The main character of Memories of the Future is a victim of abuse. Hustvedt makes her reconstruct this episode forty years later, with everything she has learned and understood. “To start with they both want to have sex, but as the evening goes on, she loses interest. He doesn’t. He wants, in a certain way, to punish her. And she lets him come up to her apartment and yes, they go to bed. It’s not until many years later that she realises she’s been abused. And this often happens with many women who have been the victims of sexist violence. They ask themselves: what if I’d done this or that. Maybe I could have avoided it. Maybe it was my fault”.

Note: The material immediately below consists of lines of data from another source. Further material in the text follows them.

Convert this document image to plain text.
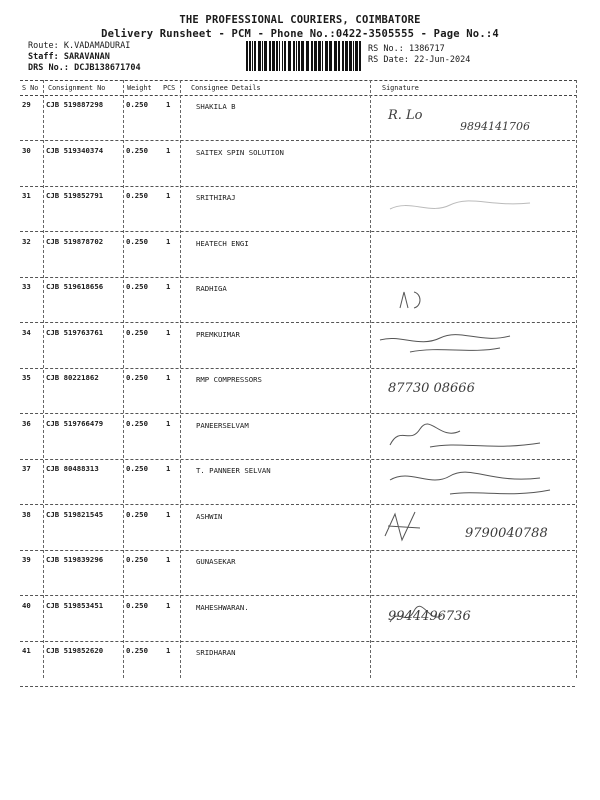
THE PROFESSIONAL COURIERS, COIMBATORE
Delivery Runsheet - PCM - Phone No.:0422-3505555 - Page No.:4
Route: K.VADAMADURAI
Staff: SARAVANAN
DRS No.: DCJB138671704
RS No.: 1386717
RS Date: 22-Jun-2024
S No Consignment No	Weight PCS Consignee Details	Signature
29 CJB 519887298	0.250 1	SHAKILA B
R. Lo
9894141706
30 CJB 519340374	0.250 1	SAITEX SPIN SOLUTION
31 CJB 519852791	0.250 1	SRITHIRAJ
32 CJB 519878702	0.250 1	HEATECH ENGI
33 CJB 519618656	0.250 1	RADHIGA
34 CJB 519763761	0.250 1	PREMKUIMAR
35 CJB 80221862	0.250 1	RMP COMPRESSORS
87730 08666
36 CJB 519766479	0.250 1	PANEERSELVAM
37 CJB 80488313	0.250 1	T. PANNEER SELVAN
38 CJB 519821545	0.250 1	ASHWIN
9790040788
39 CJB 519839296	0.250 1	GUNASEKAR
40 CJB 519853451	0.250 1	MAHESHWARAN.
9944496736
41 CJB 519852620	0.250 1	SRIDHARAN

“Any form of violence, or even of intrusion, although obviously if there is violence it’s much worse, is a form of punishment, of domination. Because if a man misinterprets your signals, and starts to kiss you and you say hey, we’ve got our wires crossed: I don’t want to have sex with you, I don’t want to kiss you, it’s no big deal, end of story. If a woman —or in the case of a racist, an immigrant or a racialised person— places themselves on a higher level, it’s immediately perceived as an attack, as humiliating. This is when people get angry and want to punish us. And someone might want to punish you for many reasons, because you seem independent, because you make me feel small and therefore I have to dominate you”.